Neue Spekulationen zum Grab von Musketier D ́Artagnan
Er war der vierte der «Drei Musketiere»: Der französische Held D ́Artagnan ist weltberühmt. Vor über 350 Jahren starb er bei Maastricht. Und genau dort sorgt der Fund eines Grabs nun für Spekulationen.

Der Fund eines Jahrhunderte alten Skeletts in Maastricht sorgt in den Niederlanden für grosse Aufregung: Denn eine Kirche und ein Archäologe halten es für möglich, dass es sich um die Überreste des legendären französischen Musketiers D ́Artagan handelt. Wo der Held begraben wurde, ist seit seinem Tod vor mehr als 350 Jahren ein grosses Rätsel.

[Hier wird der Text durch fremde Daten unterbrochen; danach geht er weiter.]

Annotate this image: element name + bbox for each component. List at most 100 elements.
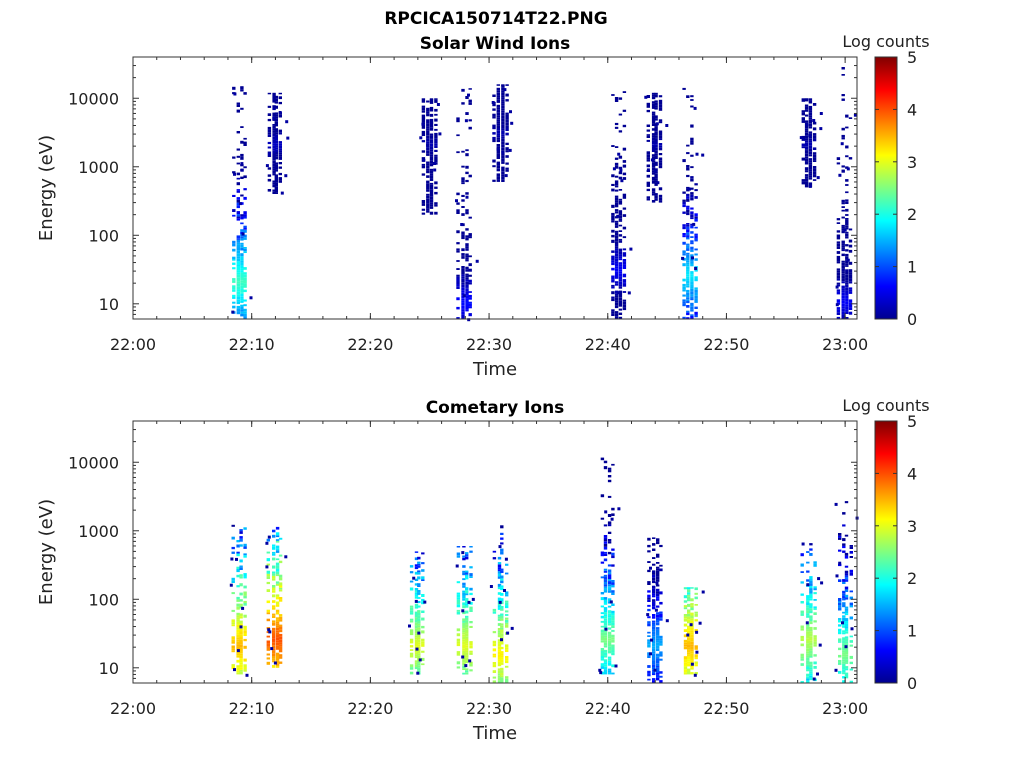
cell [266,538,270,542]
cell [501,139,505,142]
cell [456,546,461,548]
cell [618,293,623,295]
cell [682,263,686,267]
cell [800,553,804,557]
cell [465,269,469,272]
cell [694,289,698,293]
cell [243,593,247,596]
cell [845,301,849,305]
cell [272,638,276,641]
cell [646,154,650,158]
cell [603,524,608,527]
cell [275,532,280,536]
cell [456,666,461,669]
cell [461,271,465,275]
cell [690,197,694,201]
cell [836,307,841,310]
cell [646,174,650,178]
cell [808,100,813,104]
cell [808,140,813,143]
cell [690,660,694,663]
burst-3 [408,551,427,675]
cell [492,680,497,683]
cell [505,93,509,97]
cell [231,624,235,627]
cell [804,109,809,112]
cell [465,298,469,302]
cell [505,647,509,650]
cell [505,605,509,609]
cell [604,627,608,631]
cell [240,229,244,232]
cell [844,666,849,669]
cell [611,507,615,511]
cell [844,662,849,664]
cell [683,634,688,638]
cell [682,201,686,205]
cell [622,304,627,308]
burst-5 [489,525,514,683]
cell [659,643,663,646]
cell [808,158,813,161]
cell [646,159,650,162]
cell [686,269,690,272]
cell [239,531,243,534]
cell [274,105,278,109]
cell [232,240,236,244]
cell [694,216,698,219]
cell [686,205,690,208]
cell [801,542,805,546]
cell [232,294,236,297]
x-tick-label: 22:30 [466,699,512,718]
cell [651,128,656,131]
cell [243,595,247,599]
cell [414,617,419,620]
cell [603,558,608,562]
cell [501,97,505,100]
cell [275,630,280,633]
cell [456,268,460,270]
cell [500,679,504,683]
cell [421,200,426,204]
cell [848,269,853,273]
cell [656,579,660,582]
cell [465,660,469,664]
cell [497,646,502,650]
cell [842,632,846,635]
cell [505,600,509,603]
cell [607,479,612,483]
cell [611,250,615,253]
cell [500,593,504,596]
cell [243,313,247,317]
cell [272,143,276,146]
cell [842,550,846,553]
cell [611,644,615,648]
cell [654,92,658,95]
cell [656,648,660,651]
cell [656,658,660,661]
cell [272,585,276,588]
cell [465,246,469,249]
cell [622,254,627,257]
cell [496,137,500,140]
cell [841,247,845,250]
cell [471,597,475,601]
cell [462,628,466,631]
cell [658,153,663,156]
cell [845,298,849,302]
cell [465,284,469,288]
cell [614,97,619,100]
cell [272,95,276,98]
cell [809,661,813,665]
cell [456,192,460,196]
cell [845,114,849,118]
cell [618,234,623,237]
cell [690,298,694,301]
cell [611,615,615,619]
cell [462,648,466,651]
cell [834,502,838,506]
cell [686,262,690,265]
cell [232,267,236,270]
cell [611,637,615,640]
cell [497,614,502,617]
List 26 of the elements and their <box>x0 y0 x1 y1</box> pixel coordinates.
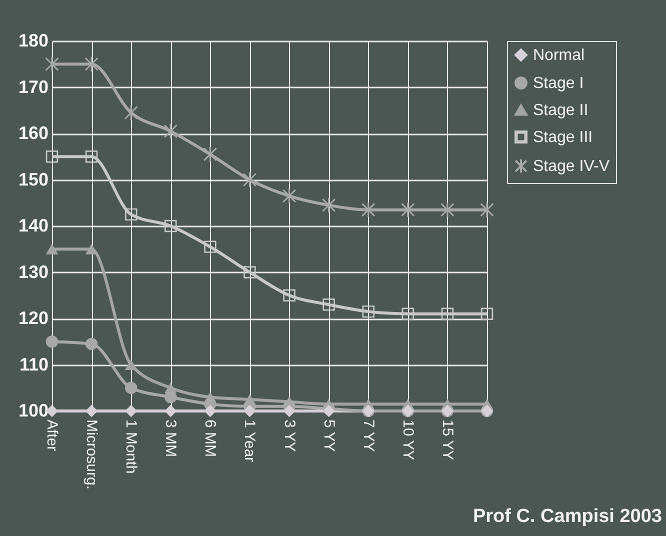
x-tick-label: 1 Year <box>241 420 258 462</box>
y-tick-label: 160 <box>18 123 48 143</box>
y-tick-label: 120 <box>18 308 48 328</box>
x-tick-label: 6 MM <box>202 420 219 457</box>
y-tick-label: 110 <box>19 354 48 374</box>
x-tick-label: 3 MM <box>162 420 180 457</box>
legend-label: Stage II <box>533 102 588 119</box>
y-tick-label: 140 <box>18 216 48 236</box>
x-tick-label: 5 YY <box>320 420 338 452</box>
text: Prof C. Campisi 2003 <box>472 506 662 528</box>
x-tick-label: After <box>44 420 60 452</box>
legend-label: Stage IV-V <box>533 158 610 175</box>
x-tick-label: 15 YY <box>438 420 456 460</box>
x-tick-label: 10 YY <box>399 420 416 460</box>
x-tick-label: 1 Month <box>122 420 140 474</box>
legend-label: Stage I <box>533 75 584 92</box>
x-tick-label: 3 YY <box>280 420 298 452</box>
legend-label: Normal <box>533 47 585 64</box>
y-tick-label: 180 <box>18 30 48 50</box>
y-tick-label: 150 <box>18 169 48 190</box>
y-tick-label: 130 <box>18 262 48 282</box>
y-tick-label: 170 <box>18 76 48 97</box>
y-tick-label: 100 <box>18 400 48 420</box>
x-tick-label: 7 YY <box>360 420 377 452</box>
x-tick-label: Microsurg. <box>83 420 100 490</box>
legend-label: Stage III <box>533 129 593 146</box>
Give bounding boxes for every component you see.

Bei einer Reparatur der Sint-Petrus-en-Pauluskirche von Wolder im Süden der Niederlande war das Grab entdeckt worden. Belegt ist, dass D ́Artagnan im Juli 1673 ganz in der Nähe bei der Belagerung von Maastricht getötet wurde. Historiker halten es für sehr wahrscheinlich, dass er in Wolder begraben worden war. Denn in dem damaligen Dorf hatte die französische Armee ihr Lager aufgeschlagen.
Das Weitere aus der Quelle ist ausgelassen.